Happiness doesn't seem to happen anymore. It's all one can do from going crazy in life. Friendship seem to crash right in front of your eyes. People who you love the most end up causing you the most pain. So is it really worth it and does it really get better like everyone says. Never set your hopes up in life. They will just crash and fall right in front of your eyes. Life even seems to be unbearable so what do you do. Never give up no mater how hard it seems. Cry yourself to sleep every night if you have to. Learn to love yourself, to never let what anyone else fails to do bring you down. Sometimes you just have to say forget it all, break down and cry, scream, punch a wall, whatever. Don't take the hurt. Let the tears come and flow because the pain is not worth it. You can never rely on any one but yourself to be there for you. Give you the best you can offer. Learn that no matter what happens you will survive. There is so much hurt and it's hard and it sucks but every time someone say "I will always be there" there not. They leave. You can't let it control your life.
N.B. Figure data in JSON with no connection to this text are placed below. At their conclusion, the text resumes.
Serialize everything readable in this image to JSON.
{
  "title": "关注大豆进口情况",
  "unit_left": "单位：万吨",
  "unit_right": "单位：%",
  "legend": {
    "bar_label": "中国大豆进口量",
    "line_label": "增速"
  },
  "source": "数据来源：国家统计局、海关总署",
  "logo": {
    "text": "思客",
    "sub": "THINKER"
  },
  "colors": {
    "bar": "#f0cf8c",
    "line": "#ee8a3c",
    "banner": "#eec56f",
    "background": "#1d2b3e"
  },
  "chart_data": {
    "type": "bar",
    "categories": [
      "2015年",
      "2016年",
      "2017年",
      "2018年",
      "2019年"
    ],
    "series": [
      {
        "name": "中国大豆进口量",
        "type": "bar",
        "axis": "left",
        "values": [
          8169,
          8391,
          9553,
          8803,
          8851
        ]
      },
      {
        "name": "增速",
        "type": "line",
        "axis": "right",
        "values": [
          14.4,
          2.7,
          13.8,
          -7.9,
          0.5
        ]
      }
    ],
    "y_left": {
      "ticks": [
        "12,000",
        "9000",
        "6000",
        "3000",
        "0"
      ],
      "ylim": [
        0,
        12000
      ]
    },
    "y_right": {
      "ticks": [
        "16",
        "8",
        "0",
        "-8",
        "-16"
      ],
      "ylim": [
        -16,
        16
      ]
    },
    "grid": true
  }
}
But I am and I have and when I look back I do not like it, when I look ahead I am not sure of what I see. I take care of me and my own. No one else. You're not gonna control me. Its not easy but I'm not gonna take any thing less than what I deserve from you. I hope I'm wrong and that this is all one huge mistake. I'm not gonna fall for you and let you hurt me like everyone else. I'm not gonna open up and learn to trust you because I know you will never be there. I wanna believe everything you say to me but I can't and I'm so sorry. I'm so so sorry about everything. I want you so badly to be here for me but I guess thats just not going to happen. So I'll learn to move on. To love myself. To hold my head up high and hold back the tears.